The program could best be described as a full chain workout, where instead of isolating one body with a dumbbell roll, Longoria would work on his legs, core, arms and shoulders with a cable roll.

"They kind of start from the ground up with everything moving together," Longoria said. "It's different from going into the weight room and throwing up the bench press and doing squats. Those things are good, but they're not really specific for what we do."

Longoria's offseason started with surgery to repair the Morton's Neuroma, a condition on the ball of his foot between the third and fourth toe that produced a bubble caused by irritation. Wearing spikes only made the pain – described as a toothache – worse. Longoria changed spikes after the All-Star Break, but that only decreased the pain.

"To come out every day and have these little nagging things going on, it just prevents things from flowing like you'd want them to," Maddon said. "Everybody plays our game every day with something that is not just 100 percent right, but his was a little bit beyond that. It would be nice to have him start out the season feeling pretty spiffy about things and not having to, in the back of his mind, worry about different items."

After the rehab from the surgery, Longoria began a 10-day juice diet that caused him to shed 10 pounds and feel great.
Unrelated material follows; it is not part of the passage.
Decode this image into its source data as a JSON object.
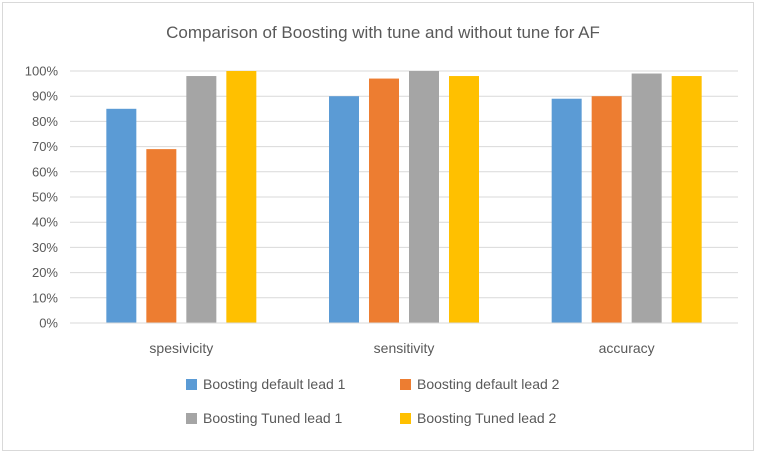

"The first three days were miserable," he said. "Hunger pains to the max. Bad headaches. But once you get over that hump I felt great. It was almost as if a (switch was flipped). I had more energy than I ever had. I felt like I could go all day without yawning or being tired at all. It was pretty cool to see the transition, but it definitely took some getting used to, and it was not fun the first couple of days."

Longoria has since resumed his normal diet, since a diet of juice wasn't going to cut it once he started working out at Spooner. He reported last week to camp at 210 pounds. He's leaner and certainly healthier than he was last season.

"There were some things I had to change, obviously," he said of his past offseason programs. "I think this one helped me a lot. I feel good coming in to camp, so I'm excited."